Bilirkişiler …, … ve … 16.8.2018 tarihli raporlarında; Davacı yanın, kabul görmüş bakır alaşımları ile ilgili standartlar çerçevesinde ve bu standartlardaki metal karışım aralıkları ile Ar-Ge çalışmaları sonucunda yeni bir metal alaşım meydana getirdiği, ürün ismi için de … markasını oluşturduğunu ve … ibaresini … no ile tescil ettirdiğini, … markasının kodlarının, davacı yan tarafından oluşturulduğunu, dünyada standart var olan bir metal alaşım olmadığını, öte yandan davalı yanın standart bir metal alaşım iddiasına karşın herhangi bir delil de sunmadığını, …, …, …, … kodlarının uluslararası standart kodlar olduğu ve doğrudan … markası ile ilgili bağdaştırılamayacağı, bu nedenle davalı yana ait faturalar üzerinde belirttiği / belirteceği …, …, …, … kodlar ile ilgili olarak davacı yanın herhangi bir hakkı olmadığından, tazminat ve yoksun kalınan kazanç hesaplaması yapılamayacağını, davalı yana ait … isimli metal alaşımın sadece referans olarak ilgili kodlara dayandındığını, teknik olarak yeni bir buluşun patent olarak korunabildiğini, ürün / hizmetleri ayırt etmek için kullanılan isimlerin marka adı olarak tescil edilebildiğini, patent ve marka tescil konusunun birbirinden farklı hususlar olduğunu, Davalı yana ait faturalar üzerinde … ibaresinin varlığının tespiti ve yoksun kalınan kazanç hesaplaması yapılabileceğini, Somut olayda dava dosyası ekinde, arama motoruna ilişkin reklam analizi yer almadığından, davalının … ibaresini anahtar kelime neticesinde, AdWords reklamları üzerinden gelen müşterinin sayısı bilinmediğinden davalının sitesine yönlenen her tüketicinin davalı ile ticaret yapıp yapmadığının tespit edilmesinin de mümkün olmaması nedeniyle, Adwords reklamlarından elde ettiği kazancı hesaplayabilmenin mümkün görünmediğini, davalı yanın internet ortamında … ibaresini anahtar kelime olarak kullandığı ve davalı yana ait web sitesinde marka adı olarak kullandığı, bu durumun da haksız rekabet kapsamında kötü niyetli göstergesi olduğunu ve tescilli markaya tecavüz eder nitelikle bulunduğunu, davalı kullanımın markasal bir kullanım olduğunu bildirdikleri anlaşılmıştır.

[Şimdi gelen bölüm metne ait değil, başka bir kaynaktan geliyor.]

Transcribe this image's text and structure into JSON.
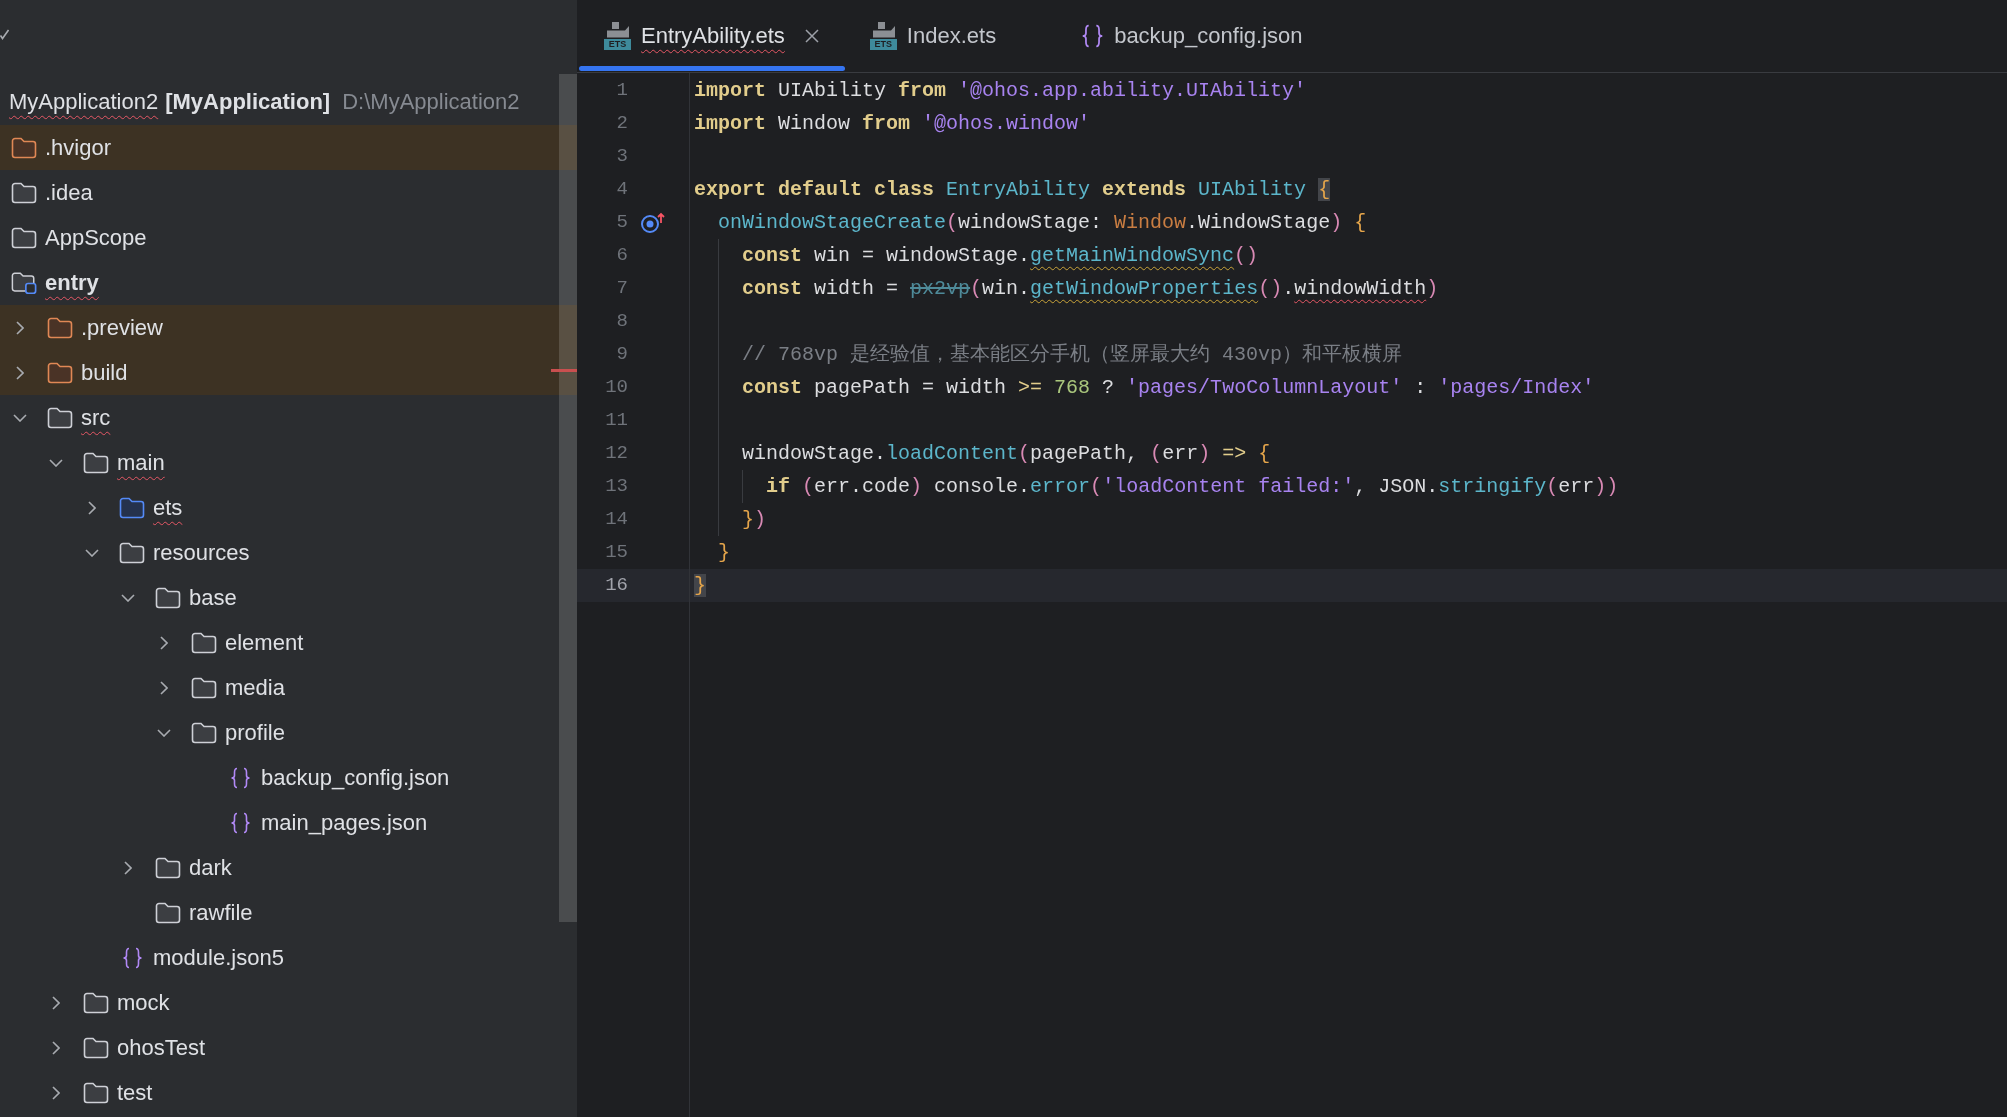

Davacı google’a müzekkere yazılarak tıklanma sayılarının tespiti ve sonrasında tekrar rapor alınmasını talep etmiş ise de, google Türkiye’ye aynı nitelikte yazılan tüm dosyalarda bu yönde istatistiki bir verinin bulunmadığı yönünde olumsuz cevaplar verdiği, verilen cevaplarında yapılan tekitler sonucunda ancak 1-2 yıl içinde geri dönüşleri bulunduğundan bu yöndeki talep usul ekonomisi ve dosyaya bir yenilik katmayacağından yerinde görülmemiştir.
Davacı dava açılmadan önce noter tespiti yaptırarak davalının adworks uygulaması ile marka hakkını ihlal ettiğini ileri sürmüştür. Davacı tazminat seçim yöntemini 151/2-b kapsamında talep etmektedir.
Bilirkişi heyetince tazminat hesabı yapılamadığı anlaşılmıştır. Davacı davalının adworks uygulamaları ile markasal kullanımda bulunduğunu bu nedenle davalının elde ettiği kazanca göre tazminat hesaplanmasını talep etmektedir.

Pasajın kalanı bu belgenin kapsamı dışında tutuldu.